WEVR and WEVR-FM

River Falls, Wisconsin; United States;
- Frequencies: WEVR: 1550 kHz; WEVR-FM: 106.3 MHz;

Programming
- Format: Adult contemporary
- Affiliations: USA Radio Network

Ownership
- Owner: Hanten Broadcasting Co. Inc.

History
- First air date: WEVR: September 14, 1969; WEVR-FM: September 30, 1970;
- Call sign meaning: We are Variety Radio

Technical information
- Licensing authority: FCC
- Facility ID: WEVR: 25992; WEVR-FM: 25991;
- Class: WEVR: D; WEVR-FM: A;
- Power: WEVR: 920 watts (day); 4 watts (night); ;
- ERP: WEVR-FM: 6,000 watts;
- HAAT: WEVR-FM: 100 meters (330 ft);
- Transmitter coordinates: WEVR: 44°53′19″N 92°39′2″W﻿ / ﻿44.88861°N 92.65056°W; WEVR-FM: 44°53′19″N 92°39′2″W﻿ / ﻿44.88861°N 92.65056°W;

Links
- Public license information: WEVR: Public file; LMS; ; WEVR-FM: Public file; LMS; ;
- Website: friendlyvalleyradio.com

= WEVR =

Radio station in River Falls, Wisconsin

WEVR (1550 AM) and WEVR-FM (106.3 FM) are radio stations simulcasting an adult contemporary format. Licensed to River Falls, Wisconsin, United States, the stations are owned by Hanten Broadcasting Co. Inc. They are an affiliate of the Wisconsin Badgers football, Green Bay Packers, and Milwaukee Brewers radio networks. The stations air select high school sporting events from local teams, with WEVR FM typically airing the games, but it will air overflow games when two overlap at the same time, mainly with Wisconsin Badgers football or the Green Bay Packers overlapping a select few Milwaukee Brewers and possibly some local high school sports regular season games or playoff games each year. WEVR carries local church broadcasts on Sundays, notably for St. Bridget Catholic Church and the First Congregational Church of River Falls. WEVR acts as the commercial home for University of Wisconsin–River Falls Falcon Athletics, specifically broadcasting NCAA Division III playoff games and regional tournaments that require a wider reach into the Twin Cities metropolitan fringe.

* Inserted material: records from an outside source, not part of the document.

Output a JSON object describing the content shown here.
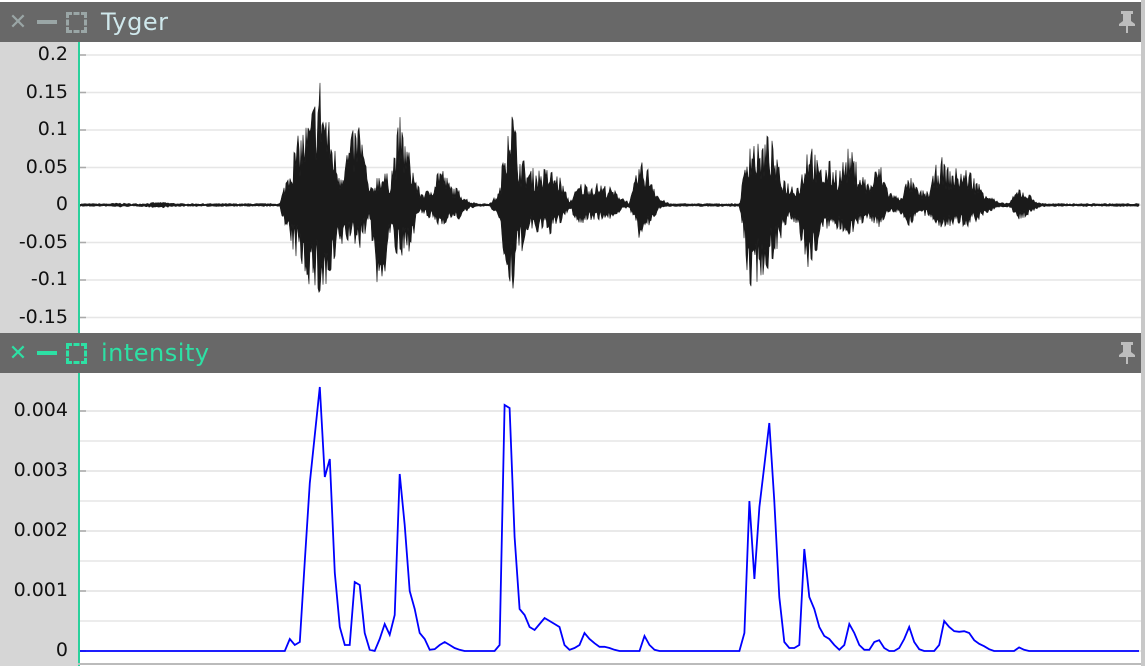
{
  "panels": [
    {
      "title": "Tyger",
      "title_color": "#cfe8ec",
      "icon_color": "#9aa6a6",
      "icons": [
        "close-icon",
        "minimize-icon",
        "maximize-icon",
        "pin-icon"
      ]
    },
    {
      "title": "intensity",
      "title_color": "#2de0a4",
      "icon_color": "#2de0a4",
      "icons": [
        "close-icon",
        "minimize-icon",
        "maximize-icon",
        "pin-icon"
      ]
    }
  ],
  "colors": {
    "header": "#686868",
    "gutter": "#d6d6d6",
    "axis": "#2ad19c",
    "grid": "#e6e6e6",
    "waveform": "#1a1a1a",
    "intensity": "#0000ff"
  },
  "chart_data": [
    {
      "type": "area",
      "ylim": [
        -0.16,
        0.22
      ],
      "yticks": [
        "0.2",
        "0.15",
        "0.1",
        "0.05",
        "0",
        "-0.05",
        "-0.1",
        "-0.15"
      ],
      "ytick_values": [
        0.2,
        0.15,
        0.1,
        0.05,
        0,
        -0.05,
        -0.1,
        -0.15
      ],
      "grid": true,
      "upper": [
        0.002,
        0.002,
        0.002,
        0.002,
        0.003,
        0.002,
        0.002,
        0.003,
        0.004,
        0.003,
        0.002,
        0.002,
        0.002,
        0.002,
        0.002,
        0.002,
        0.002,
        0.002,
        0.002,
        0.002,
        0.002,
        0.06,
        0.1,
        0.12,
        0.18,
        0.11,
        0.05,
        0.09,
        0.12,
        0.02,
        0.05,
        0.04,
        0.12,
        0.07,
        0.02,
        0.02,
        0.06,
        0.03,
        0.02,
        0.005,
        0.002,
        0.002,
        0.02,
        0.16,
        0.07,
        0.05,
        0.05,
        0.05,
        0.04,
        0.005,
        0.03,
        0.03,
        0.03,
        0.025,
        0.015,
        0.003,
        0.06,
        0.05,
        0.01,
        0.002,
        0.002,
        0.002,
        0.002,
        0.002,
        0.002,
        0.002,
        0.002,
        0.1,
        0.08,
        0.1,
        0.05,
        0.03,
        0.03,
        0.1,
        0.05,
        0.06,
        0.05,
        0.08,
        0.05,
        0.03,
        0.06,
        0.02,
        0.01,
        0.04,
        0.02,
        0.02,
        0.07,
        0.05,
        0.05,
        0.05,
        0.03,
        0.015,
        0.003,
        0.003,
        0.025,
        0.015,
        0.003,
        0.002,
        0.002,
        0.002,
        0.002,
        0.002,
        0.002,
        0.002,
        0.002,
        0.002,
        0.002
      ],
      "lower": [
        -0.002,
        -0.002,
        -0.002,
        -0.002,
        -0.003,
        -0.002,
        -0.002,
        -0.003,
        -0.004,
        -0.003,
        -0.002,
        -0.002,
        -0.002,
        -0.002,
        -0.002,
        -0.002,
        -0.002,
        -0.002,
        -0.002,
        -0.002,
        -0.002,
        -0.06,
        -0.08,
        -0.11,
        -0.13,
        -0.12,
        -0.06,
        -0.05,
        -0.06,
        -0.02,
        -0.15,
        -0.04,
        -0.09,
        -0.06,
        -0.01,
        -0.02,
        -0.03,
        -0.02,
        -0.02,
        -0.005,
        -0.002,
        -0.002,
        -0.02,
        -0.15,
        -0.07,
        -0.04,
        -0.04,
        -0.04,
        -0.03,
        -0.005,
        -0.03,
        -0.02,
        -0.02,
        -0.02,
        -0.01,
        -0.003,
        -0.05,
        -0.03,
        -0.005,
        -0.002,
        -0.002,
        -0.002,
        -0.002,
        -0.002,
        -0.002,
        -0.002,
        -0.002,
        -0.12,
        -0.1,
        -0.09,
        -0.05,
        -0.02,
        -0.04,
        -0.1,
        -0.05,
        -0.03,
        -0.04,
        -0.04,
        -0.03,
        -0.02,
        -0.03,
        -0.01,
        -0.01,
        -0.03,
        -0.01,
        -0.02,
        -0.03,
        -0.03,
        -0.03,
        -0.03,
        -0.02,
        -0.01,
        -0.003,
        -0.003,
        -0.02,
        -0.015,
        -0.003,
        -0.002,
        -0.002,
        -0.002,
        -0.002,
        -0.002,
        -0.002,
        -0.002,
        -0.002,
        -0.002,
        -0.002
      ]
    },
    {
      "type": "line",
      "ylim": [
        -0.0002,
        0.0045
      ],
      "yticks": [
        "0.004",
        "0.003",
        "0.002",
        "0.001",
        "0"
      ],
      "ytick_values": [
        0.004,
        0.003,
        0.002,
        0.001,
        0
      ],
      "minor_grid_step": 0.0005,
      "grid": true,
      "values": [
        0,
        0,
        0,
        0,
        0,
        0,
        0,
        0,
        0,
        0,
        0,
        0,
        0,
        0,
        0,
        0,
        0,
        0,
        0,
        0,
        0,
        0,
        0,
        0,
        0,
        0,
        0,
        0,
        0,
        0,
        0,
        0,
        0,
        0,
        0,
        0,
        0,
        0,
        0,
        0,
        0,
        0,
        0.0002,
        0.0001,
        0.00015,
        0.0015,
        0.0028,
        0.0036,
        0.0044,
        0.0029,
        0.0032,
        0.0013,
        0.0004,
        0.0001,
        0.0001,
        0.00115,
        0.0011,
        0.0003,
        2e-05,
        0,
        0.0002,
        0.00045,
        0.00027,
        0.0006,
        0.00295,
        0.0021,
        0.001,
        0.0007,
        0.0003,
        0.0002,
        2e-05,
        3e-05,
        0.0001,
        0.00015,
        0.0001,
        5e-05,
        2e-05,
        0,
        0,
        0,
        0,
        0,
        0,
        0,
        0.0001,
        0.0041,
        0.00405,
        0.0019,
        0.0007,
        0.0006,
        0.0004,
        0.00035,
        0.00045,
        0.00055,
        0.0005,
        0.00045,
        0.0004,
        0.0001,
        2e-05,
        5e-05,
        0.0001,
        0.0003,
        0.0002,
        0.00013,
        7e-05,
        7e-05,
        5e-05,
        2e-05,
        0,
        0,
        0,
        0,
        0,
        0.00025,
        0.0001,
        2e-05,
        0,
        0,
        0,
        0,
        0,
        0,
        0,
        0,
        0,
        0,
        0,
        0,
        0,
        0,
        0,
        0,
        0,
        0.0003,
        0.0025,
        0.0012,
        0.0024,
        0.0031,
        0.0038,
        0.0025,
        0.0009,
        0.00015,
        5e-05,
        5e-05,
        0.0001,
        0.0017,
        0.0009,
        0.0007,
        0.0004,
        0.00025,
        0.0002,
        0.0001,
        2e-05,
        0.0001,
        0.00045,
        0.0003,
        0.0001,
        2e-05,
        2e-05,
        0.00015,
        0.00018,
        5e-05,
        0,
        0,
        5e-05,
        0.0002,
        0.0004,
        0.00015,
        3e-05,
        0,
        0,
        0,
        0.0001,
        0.0005,
        0.0004,
        0.00033,
        0.00032,
        0.00033,
        0.0003,
        0.00018,
        0.00012,
        8e-05,
        3e-05,
        0,
        0,
        0,
        0,
        0,
        6e-05,
        2e-05,
        0,
        0,
        0,
        0,
        0,
        0,
        0,
        0,
        0,
        0,
        0,
        0,
        0,
        0,
        0,
        0,
        0,
        0,
        0,
        0,
        0,
        0,
        0
      ]
    }
  ]
}
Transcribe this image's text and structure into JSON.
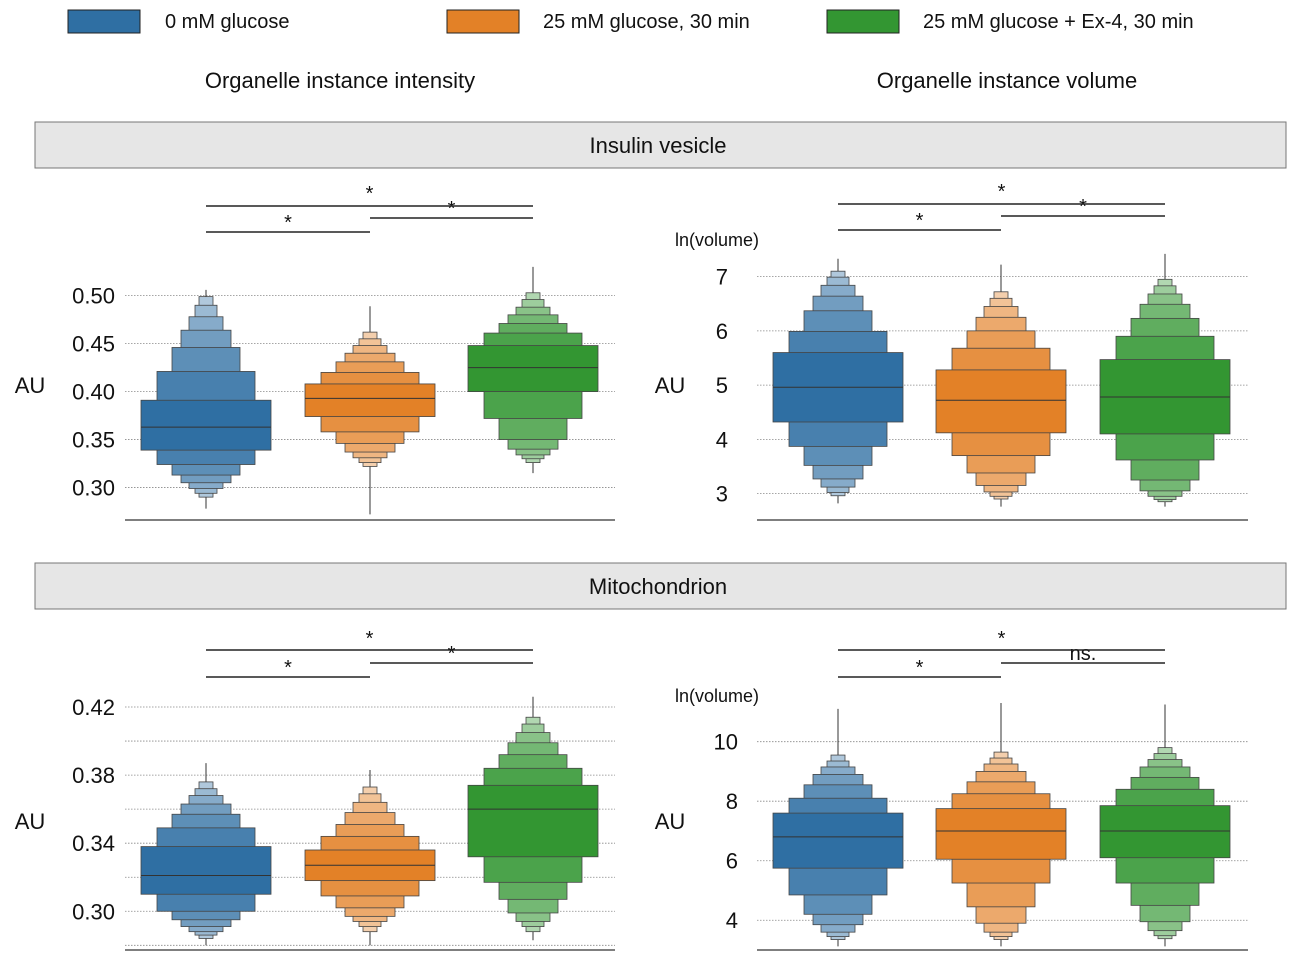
{
  "legend": [
    {
      "label": "0 mM glucose",
      "color": "#2f6fa3"
    },
    {
      "label": "25 mM glucose, 30 min",
      "color": "#e38127"
    },
    {
      "label": "25 mM glucose + Ex-4, 30 min",
      "color": "#339632"
    }
  ],
  "column_titles": [
    "Organelle instance intensity",
    "Organelle instance volume"
  ],
  "row_titles": [
    "Insulin vesicle",
    "Mitochondrion"
  ],
  "chart_data": [
    {
      "type": "boxen",
      "row": "Insulin vesicle",
      "column": "Organelle instance intensity",
      "ylabel": "AU",
      "unit_label": "",
      "yticks": [
        0.3,
        0.35,
        0.4,
        0.45,
        0.5
      ],
      "ytick_labels": [
        "0.30",
        "0.35",
        "0.40",
        "0.45",
        "0.50"
      ],
      "extra_gridlines": [],
      "ylim": [
        0.262,
        0.533
      ],
      "categories": [
        "0 mM glucose",
        "25 mM glucose, 30 min",
        "25 mM glucose + Ex-4, 30 min"
      ],
      "series": [
        {
          "median": 0.363,
          "levels": [
            [
              0.339,
              0.391
            ],
            [
              0.324,
              0.421
            ],
            [
              0.313,
              0.446
            ],
            [
              0.305,
              0.464
            ],
            [
              0.299,
              0.478
            ],
            [
              0.294,
              0.49
            ],
            [
              0.29,
              0.499
            ]
          ],
          "whisker": [
            0.278,
            0.506
          ]
        },
        {
          "median": 0.393,
          "levels": [
            [
              0.374,
              0.408
            ],
            [
              0.358,
              0.42
            ],
            [
              0.346,
              0.431
            ],
            [
              0.337,
              0.44
            ],
            [
              0.331,
              0.448
            ],
            [
              0.326,
              0.455
            ],
            [
              0.322,
              0.462
            ]
          ],
          "whisker": [
            0.272,
            0.489
          ]
        },
        {
          "median": 0.425,
          "levels": [
            [
              0.4,
              0.448
            ],
            [
              0.372,
              0.461
            ],
            [
              0.35,
              0.471
            ],
            [
              0.34,
              0.48
            ],
            [
              0.334,
              0.488
            ],
            [
              0.33,
              0.496
            ],
            [
              0.326,
              0.503
            ]
          ],
          "whisker": [
            0.315,
            0.53
          ]
        }
      ],
      "significance": [
        {
          "from": 0,
          "to": 1,
          "label": "*"
        },
        {
          "from": 1,
          "to": 2,
          "label": "*"
        },
        {
          "from": 0,
          "to": 2,
          "label": "*"
        }
      ]
    },
    {
      "type": "boxen",
      "row": "Insulin vesicle",
      "column": "Organelle instance volume",
      "ylabel": "AU",
      "unit_label": "ln(volume)",
      "yticks": [
        3,
        4,
        5,
        6,
        7
      ],
      "ytick_labels": [
        "3",
        "4",
        "5",
        "6",
        "7"
      ],
      "extra_gridlines": [],
      "ylim": [
        2.55,
        7.38
      ],
      "categories": [
        "0 mM glucose",
        "25 mM glucose, 30 min",
        "25 mM glucose + Ex-4, 30 min"
      ],
      "series": [
        {
          "median": 4.96,
          "levels": [
            [
              4.32,
              5.6
            ],
            [
              3.87,
              5.99
            ],
            [
              3.52,
              6.37
            ],
            [
              3.27,
              6.64
            ],
            [
              3.12,
              6.84
            ],
            [
              3.02,
              6.99
            ],
            [
              2.96,
              7.1
            ]
          ],
          "whisker": [
            2.82,
            7.33
          ]
        },
        {
          "median": 4.72,
          "levels": [
            [
              4.12,
              5.28
            ],
            [
              3.7,
              5.68
            ],
            [
              3.38,
              6.0
            ],
            [
              3.15,
              6.25
            ],
            [
              3.03,
              6.45
            ],
            [
              2.95,
              6.6
            ],
            [
              2.9,
              6.72
            ]
          ],
          "whisker": [
            2.76,
            7.22
          ]
        },
        {
          "median": 4.78,
          "levels": [
            [
              4.1,
              5.47
            ],
            [
              3.62,
              5.9
            ],
            [
              3.25,
              6.23
            ],
            [
              3.05,
              6.49
            ],
            [
              2.95,
              6.68
            ],
            [
              2.89,
              6.83
            ],
            [
              2.85,
              6.95
            ]
          ],
          "whisker": [
            2.76,
            7.42
          ]
        }
      ],
      "significance": [
        {
          "from": 0,
          "to": 1,
          "label": "*"
        },
        {
          "from": 1,
          "to": 2,
          "label": "*"
        },
        {
          "from": 0,
          "to": 2,
          "label": "*"
        }
      ]
    },
    {
      "type": "boxen",
      "row": "Mitochondrion",
      "column": "Organelle instance intensity",
      "ylabel": "AU",
      "unit_label": "",
      "yticks": [
        0.3,
        0.34,
        0.38,
        0.42
      ],
      "ytick_labels": [
        "0.30",
        "0.34",
        "0.38",
        "0.42"
      ],
      "extra_gridlines": [
        0.28,
        0.32,
        0.36,
        0.4
      ],
      "ylim": [
        0.279,
        0.43
      ],
      "categories": [
        "0 mM glucose",
        "25 mM glucose, 30 min",
        "25 mM glucose + Ex-4, 30 min"
      ],
      "series": [
        {
          "median": 0.321,
          "levels": [
            [
              0.31,
              0.338
            ],
            [
              0.3,
              0.349
            ],
            [
              0.295,
              0.357
            ],
            [
              0.291,
              0.363
            ],
            [
              0.288,
              0.368
            ],
            [
              0.286,
              0.372
            ],
            [
              0.284,
              0.376
            ]
          ],
          "whisker": [
            0.28,
            0.387
          ]
        },
        {
          "median": 0.327,
          "levels": [
            [
              0.318,
              0.336
            ],
            [
              0.309,
              0.344
            ],
            [
              0.302,
              0.351
            ],
            [
              0.297,
              0.358
            ],
            [
              0.294,
              0.364
            ],
            [
              0.291,
              0.369
            ],
            [
              0.288,
              0.373
            ]
          ],
          "whisker": [
            0.28,
            0.383
          ]
        },
        {
          "median": 0.36,
          "levels": [
            [
              0.332,
              0.374
            ],
            [
              0.317,
              0.384
            ],
            [
              0.307,
              0.392
            ],
            [
              0.299,
              0.399
            ],
            [
              0.294,
              0.405
            ],
            [
              0.291,
              0.41
            ],
            [
              0.288,
              0.414
            ]
          ],
          "whisker": [
            0.283,
            0.426
          ]
        }
      ],
      "significance": [
        {
          "from": 0,
          "to": 1,
          "label": "*"
        },
        {
          "from": 1,
          "to": 2,
          "label": "*"
        },
        {
          "from": 0,
          "to": 2,
          "label": "*"
        }
      ]
    },
    {
      "type": "boxen",
      "row": "Mitochondrion",
      "column": "Organelle instance volume",
      "ylabel": "AU",
      "unit_label": "ln(volume)",
      "yticks": [
        4,
        6,
        8,
        10
      ],
      "ytick_labels": [
        "4",
        "6",
        "8",
        "10"
      ],
      "extra_gridlines": [],
      "ylim": [
        3.0,
        11.4
      ],
      "categories": [
        "0 mM glucose",
        "25 mM glucose, 30 min",
        "25 mM glucose + Ex-4, 30 min"
      ],
      "series": [
        {
          "median": 6.8,
          "levels": [
            [
              5.75,
              7.6
            ],
            [
              4.85,
              8.1
            ],
            [
              4.2,
              8.55
            ],
            [
              3.85,
              8.9
            ],
            [
              3.6,
              9.15
            ],
            [
              3.45,
              9.35
            ],
            [
              3.35,
              9.55
            ]
          ],
          "whisker": [
            3.12,
            11.1
          ]
        },
        {
          "median": 7.0,
          "levels": [
            [
              6.05,
              7.75
            ],
            [
              5.25,
              8.25
            ],
            [
              4.45,
              8.65
            ],
            [
              3.9,
              9.0
            ],
            [
              3.6,
              9.25
            ],
            [
              3.45,
              9.45
            ],
            [
              3.35,
              9.65
            ]
          ],
          "whisker": [
            3.12,
            11.3
          ]
        },
        {
          "median": 7.0,
          "levels": [
            [
              6.1,
              7.85
            ],
            [
              5.25,
              8.4
            ],
            [
              4.5,
              8.8
            ],
            [
              3.95,
              9.15
            ],
            [
              3.65,
              9.4
            ],
            [
              3.48,
              9.6
            ],
            [
              3.38,
              9.8
            ]
          ],
          "whisker": [
            3.12,
            11.25
          ]
        }
      ],
      "significance": [
        {
          "from": 0,
          "to": 1,
          "label": "*"
        },
        {
          "from": 1,
          "to": 2,
          "label": "ns."
        },
        {
          "from": 0,
          "to": 2,
          "label": "*"
        }
      ]
    }
  ]
}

The transmitter tower for both WEVR AM and WEVR-FM is located in the Town of Troy, within St. Croix County, Wisconsin, just outside the city limits of River Falls.

The site is situated at 178 Radio Road, which also serves as the station's primary studio and business office.

==History==
WEVR-AM was authorized to begin program operations on August 27, 1969. This coincided with the station's formal debut on September 14, 1969, as noted in the industry's annual records.

The FM sister station, WEVR-FM, followed shortly after, officially signing on the air on September 30, 1970. Both stations were founded by the Hanten family, with the corporate entity Hanten Broadcasting Company incorporated earlier that year to manage the growing local media presence in the Kinnickinnic Valley.

The highlight of many listeners each day was the "Time for trade" segment, a 10-minute community event and sale show showed hosted by the local hardware store owner, Fred Benson. He was the owner and operator of Lunds Hardware, a 104-year-old business before it closed in the early 2000s. Benson would mention all community events, offer local items for sale by responding to a phone call, and small engine repair advice by J. Fizz, a local expert on small engine & snowblower repairs, tips, and troubleshooting. J.Fizz's segments became so popular, the station considered offering J.Fizz his own half-hour show each Saturday morning however, J.Fizz had no interest in what he called, "big-time show business". J. Fizz would later go on and provide tips to public radio listeners through the local colleges' radio station WRFW 88.7 for four years before retiring. Around 5:00 WEVR's “Suppertime Summary” starts, wrapping up information that happened during the day.